Em depoimento ao ministro André Mendonça, ex-banqueiro Daniel Vorcaro afirma ter sido ameaçado para não citar Andrei Rodrigues em delação.

O ex-banqueiro Daniel Vorcaro, que comandava o Banco Master antes de a instituição financeira ser liquidada judicialmente pelo Banco Central, prestou um depoimento explosivo ao gabinete do ministro André Mendonça, do Supremo Tribunal Federal (STF). Na oitiva, realizada com a presença do Ministério Público e de um juiz auxiliar, mas expressamente sem a participação de agentes da Polícia Federal (PF), Vorcaro denunciou ter sido vítima de tortura psicológica, maus-tratos e ameaças veladas durante o período em que permaneceu sob custódia estatal.
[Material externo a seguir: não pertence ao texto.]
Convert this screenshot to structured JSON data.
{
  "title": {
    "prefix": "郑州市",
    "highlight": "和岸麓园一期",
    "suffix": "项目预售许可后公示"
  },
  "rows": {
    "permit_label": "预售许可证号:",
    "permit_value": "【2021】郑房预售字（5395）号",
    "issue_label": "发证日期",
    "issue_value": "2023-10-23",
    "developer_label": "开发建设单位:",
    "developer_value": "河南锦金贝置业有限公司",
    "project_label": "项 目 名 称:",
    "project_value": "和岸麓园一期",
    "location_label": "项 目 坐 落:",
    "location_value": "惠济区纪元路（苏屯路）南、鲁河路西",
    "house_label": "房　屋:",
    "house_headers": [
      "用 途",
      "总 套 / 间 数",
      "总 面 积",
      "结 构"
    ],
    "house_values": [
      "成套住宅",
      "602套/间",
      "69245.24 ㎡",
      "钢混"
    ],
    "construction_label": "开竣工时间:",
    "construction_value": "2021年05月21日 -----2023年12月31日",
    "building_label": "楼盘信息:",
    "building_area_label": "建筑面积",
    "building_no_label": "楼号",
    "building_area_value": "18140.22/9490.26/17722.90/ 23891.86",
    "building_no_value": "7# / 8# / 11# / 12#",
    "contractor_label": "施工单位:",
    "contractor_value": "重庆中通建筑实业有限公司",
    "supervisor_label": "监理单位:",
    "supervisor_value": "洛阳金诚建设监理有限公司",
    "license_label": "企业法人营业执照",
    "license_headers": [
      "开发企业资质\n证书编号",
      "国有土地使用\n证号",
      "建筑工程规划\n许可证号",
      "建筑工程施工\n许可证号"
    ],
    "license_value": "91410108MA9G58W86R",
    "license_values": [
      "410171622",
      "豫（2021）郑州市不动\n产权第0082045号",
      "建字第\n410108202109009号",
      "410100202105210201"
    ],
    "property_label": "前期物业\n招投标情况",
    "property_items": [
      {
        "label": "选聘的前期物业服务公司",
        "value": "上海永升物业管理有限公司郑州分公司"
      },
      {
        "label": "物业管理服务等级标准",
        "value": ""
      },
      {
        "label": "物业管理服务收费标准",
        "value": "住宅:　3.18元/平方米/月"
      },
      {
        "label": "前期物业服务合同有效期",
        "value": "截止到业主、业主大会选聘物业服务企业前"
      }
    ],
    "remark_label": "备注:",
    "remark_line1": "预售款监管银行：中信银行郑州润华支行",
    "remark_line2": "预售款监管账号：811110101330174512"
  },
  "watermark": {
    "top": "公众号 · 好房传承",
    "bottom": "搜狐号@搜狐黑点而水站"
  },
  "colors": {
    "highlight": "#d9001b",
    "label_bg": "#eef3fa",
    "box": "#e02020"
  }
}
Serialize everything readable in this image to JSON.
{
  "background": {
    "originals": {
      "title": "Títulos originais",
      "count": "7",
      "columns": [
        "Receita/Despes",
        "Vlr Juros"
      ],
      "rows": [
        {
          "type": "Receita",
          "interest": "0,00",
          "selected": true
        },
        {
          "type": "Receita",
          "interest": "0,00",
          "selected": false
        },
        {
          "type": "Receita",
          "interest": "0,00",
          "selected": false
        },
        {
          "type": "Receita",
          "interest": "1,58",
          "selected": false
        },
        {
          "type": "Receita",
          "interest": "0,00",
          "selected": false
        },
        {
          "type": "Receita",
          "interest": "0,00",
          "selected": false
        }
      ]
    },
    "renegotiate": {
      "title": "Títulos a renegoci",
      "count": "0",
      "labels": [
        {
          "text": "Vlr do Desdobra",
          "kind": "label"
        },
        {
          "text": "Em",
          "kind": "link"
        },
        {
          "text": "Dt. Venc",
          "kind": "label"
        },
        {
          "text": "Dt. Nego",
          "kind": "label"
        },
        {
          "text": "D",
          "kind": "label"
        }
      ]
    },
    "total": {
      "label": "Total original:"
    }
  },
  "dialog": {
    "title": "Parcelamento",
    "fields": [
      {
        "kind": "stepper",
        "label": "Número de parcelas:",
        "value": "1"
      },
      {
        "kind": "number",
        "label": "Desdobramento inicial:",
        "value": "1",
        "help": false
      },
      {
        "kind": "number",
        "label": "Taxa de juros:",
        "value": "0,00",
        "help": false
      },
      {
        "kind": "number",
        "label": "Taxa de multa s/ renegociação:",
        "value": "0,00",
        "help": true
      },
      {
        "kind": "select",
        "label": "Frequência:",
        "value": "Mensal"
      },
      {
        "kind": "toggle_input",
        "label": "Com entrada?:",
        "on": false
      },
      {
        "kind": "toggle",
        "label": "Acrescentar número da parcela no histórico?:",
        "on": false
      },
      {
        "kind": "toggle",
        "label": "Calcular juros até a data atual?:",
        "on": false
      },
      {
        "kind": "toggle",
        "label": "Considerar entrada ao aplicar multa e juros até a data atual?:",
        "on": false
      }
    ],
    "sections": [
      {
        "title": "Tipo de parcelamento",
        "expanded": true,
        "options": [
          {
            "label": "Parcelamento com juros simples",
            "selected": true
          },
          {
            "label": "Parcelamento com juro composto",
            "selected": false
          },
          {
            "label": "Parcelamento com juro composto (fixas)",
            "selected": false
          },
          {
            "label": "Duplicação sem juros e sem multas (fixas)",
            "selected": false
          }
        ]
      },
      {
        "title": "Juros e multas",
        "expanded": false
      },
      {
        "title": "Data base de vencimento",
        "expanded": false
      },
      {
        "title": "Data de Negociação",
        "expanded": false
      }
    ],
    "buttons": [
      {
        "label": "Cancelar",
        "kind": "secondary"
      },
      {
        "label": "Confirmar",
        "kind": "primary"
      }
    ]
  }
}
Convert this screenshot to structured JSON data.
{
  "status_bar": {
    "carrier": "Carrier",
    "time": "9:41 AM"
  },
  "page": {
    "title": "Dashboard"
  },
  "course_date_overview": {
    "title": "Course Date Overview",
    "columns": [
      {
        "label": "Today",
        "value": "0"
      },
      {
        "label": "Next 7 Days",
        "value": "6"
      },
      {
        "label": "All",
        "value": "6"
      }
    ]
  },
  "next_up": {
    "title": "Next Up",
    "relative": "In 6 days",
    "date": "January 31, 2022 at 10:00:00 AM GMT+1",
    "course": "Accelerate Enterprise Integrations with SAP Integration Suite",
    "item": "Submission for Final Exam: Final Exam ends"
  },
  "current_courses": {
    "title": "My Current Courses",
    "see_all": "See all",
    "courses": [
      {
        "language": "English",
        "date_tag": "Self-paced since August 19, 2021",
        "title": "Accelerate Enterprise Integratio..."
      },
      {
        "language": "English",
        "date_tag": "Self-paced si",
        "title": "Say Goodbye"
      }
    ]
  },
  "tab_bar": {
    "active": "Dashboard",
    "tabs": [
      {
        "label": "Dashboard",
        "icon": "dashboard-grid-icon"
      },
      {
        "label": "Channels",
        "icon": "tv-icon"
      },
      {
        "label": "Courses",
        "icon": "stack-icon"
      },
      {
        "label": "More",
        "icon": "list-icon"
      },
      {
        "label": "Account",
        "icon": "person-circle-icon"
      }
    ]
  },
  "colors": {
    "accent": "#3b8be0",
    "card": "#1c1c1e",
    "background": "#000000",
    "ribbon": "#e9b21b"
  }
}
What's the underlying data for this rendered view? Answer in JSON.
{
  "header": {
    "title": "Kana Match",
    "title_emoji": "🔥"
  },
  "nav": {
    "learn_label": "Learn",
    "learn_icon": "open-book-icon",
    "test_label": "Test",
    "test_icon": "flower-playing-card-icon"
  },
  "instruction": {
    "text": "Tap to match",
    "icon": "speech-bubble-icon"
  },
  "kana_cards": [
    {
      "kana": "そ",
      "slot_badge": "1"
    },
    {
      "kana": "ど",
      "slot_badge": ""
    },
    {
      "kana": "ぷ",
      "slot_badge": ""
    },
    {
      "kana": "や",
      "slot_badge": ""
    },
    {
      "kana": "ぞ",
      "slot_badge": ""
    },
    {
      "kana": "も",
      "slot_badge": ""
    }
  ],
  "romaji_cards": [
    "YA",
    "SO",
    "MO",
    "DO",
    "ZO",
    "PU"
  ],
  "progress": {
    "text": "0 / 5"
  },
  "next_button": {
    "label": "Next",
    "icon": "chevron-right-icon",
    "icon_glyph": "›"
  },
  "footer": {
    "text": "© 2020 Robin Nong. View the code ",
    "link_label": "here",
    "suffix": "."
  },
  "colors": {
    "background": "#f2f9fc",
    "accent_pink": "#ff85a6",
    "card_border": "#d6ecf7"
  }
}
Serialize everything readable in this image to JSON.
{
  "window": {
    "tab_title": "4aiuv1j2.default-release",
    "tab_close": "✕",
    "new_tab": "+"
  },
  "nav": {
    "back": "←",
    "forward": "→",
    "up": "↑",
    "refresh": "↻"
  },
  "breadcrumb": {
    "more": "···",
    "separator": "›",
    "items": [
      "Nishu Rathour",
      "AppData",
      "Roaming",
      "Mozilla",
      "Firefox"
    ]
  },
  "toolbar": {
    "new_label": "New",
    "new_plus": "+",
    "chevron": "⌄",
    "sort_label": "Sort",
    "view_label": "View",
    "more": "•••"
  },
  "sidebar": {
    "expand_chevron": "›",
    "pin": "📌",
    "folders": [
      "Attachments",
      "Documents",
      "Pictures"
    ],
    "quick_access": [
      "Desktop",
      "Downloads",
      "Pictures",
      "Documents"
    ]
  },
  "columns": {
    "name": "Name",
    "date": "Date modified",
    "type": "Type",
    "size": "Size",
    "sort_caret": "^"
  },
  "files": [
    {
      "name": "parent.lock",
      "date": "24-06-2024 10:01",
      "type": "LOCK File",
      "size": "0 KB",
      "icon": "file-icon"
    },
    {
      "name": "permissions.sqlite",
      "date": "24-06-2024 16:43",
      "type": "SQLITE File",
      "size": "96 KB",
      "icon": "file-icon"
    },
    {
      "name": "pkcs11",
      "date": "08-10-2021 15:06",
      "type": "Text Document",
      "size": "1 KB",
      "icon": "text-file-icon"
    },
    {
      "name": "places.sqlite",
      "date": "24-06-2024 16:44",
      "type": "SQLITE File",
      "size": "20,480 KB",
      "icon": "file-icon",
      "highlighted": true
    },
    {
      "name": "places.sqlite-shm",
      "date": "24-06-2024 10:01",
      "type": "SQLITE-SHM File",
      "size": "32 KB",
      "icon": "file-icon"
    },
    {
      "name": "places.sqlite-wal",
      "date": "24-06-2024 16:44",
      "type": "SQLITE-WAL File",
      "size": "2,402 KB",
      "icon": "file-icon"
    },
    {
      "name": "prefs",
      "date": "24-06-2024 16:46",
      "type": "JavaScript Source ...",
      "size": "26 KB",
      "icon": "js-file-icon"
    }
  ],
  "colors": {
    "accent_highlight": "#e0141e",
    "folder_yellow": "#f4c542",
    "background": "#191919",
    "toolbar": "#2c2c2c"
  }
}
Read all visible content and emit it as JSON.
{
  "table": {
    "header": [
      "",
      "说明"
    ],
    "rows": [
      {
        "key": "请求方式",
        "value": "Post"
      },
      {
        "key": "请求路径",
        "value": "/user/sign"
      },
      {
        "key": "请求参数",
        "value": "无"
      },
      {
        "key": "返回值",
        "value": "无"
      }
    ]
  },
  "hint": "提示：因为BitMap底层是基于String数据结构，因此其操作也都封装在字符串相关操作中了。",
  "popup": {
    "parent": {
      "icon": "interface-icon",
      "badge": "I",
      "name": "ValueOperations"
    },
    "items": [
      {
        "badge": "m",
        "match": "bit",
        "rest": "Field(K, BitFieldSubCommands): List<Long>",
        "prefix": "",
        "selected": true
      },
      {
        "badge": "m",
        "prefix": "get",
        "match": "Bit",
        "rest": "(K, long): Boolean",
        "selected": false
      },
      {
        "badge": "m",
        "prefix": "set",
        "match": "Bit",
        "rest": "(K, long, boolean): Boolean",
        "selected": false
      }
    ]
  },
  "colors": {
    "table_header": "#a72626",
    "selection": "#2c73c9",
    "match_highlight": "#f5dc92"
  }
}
Segundo as declarações do ex-banqueiro, as intimidações teriam como principal objetivo impedi-lo de apresentar informações sensíveis envolvendo a cúpula da Polícia Federal em uma eventual proposta de delação premiada. Vorcaro relatou que agentes responsáveis por sua escolta chegaram a afirmar que ele ficaria preso indefinidamente caso decidisse citar o nome do diretor-geral da corporação, Andrei Rodrigues. Além disso, o empresário narrou ter permanecido de olhos vendados durante uma transferência entre presídios e submetido a calor excessivo em um camburão, comparando a experiência à situação de Nicolás Maduro após ser capturado pelas autoridades norte-americanas.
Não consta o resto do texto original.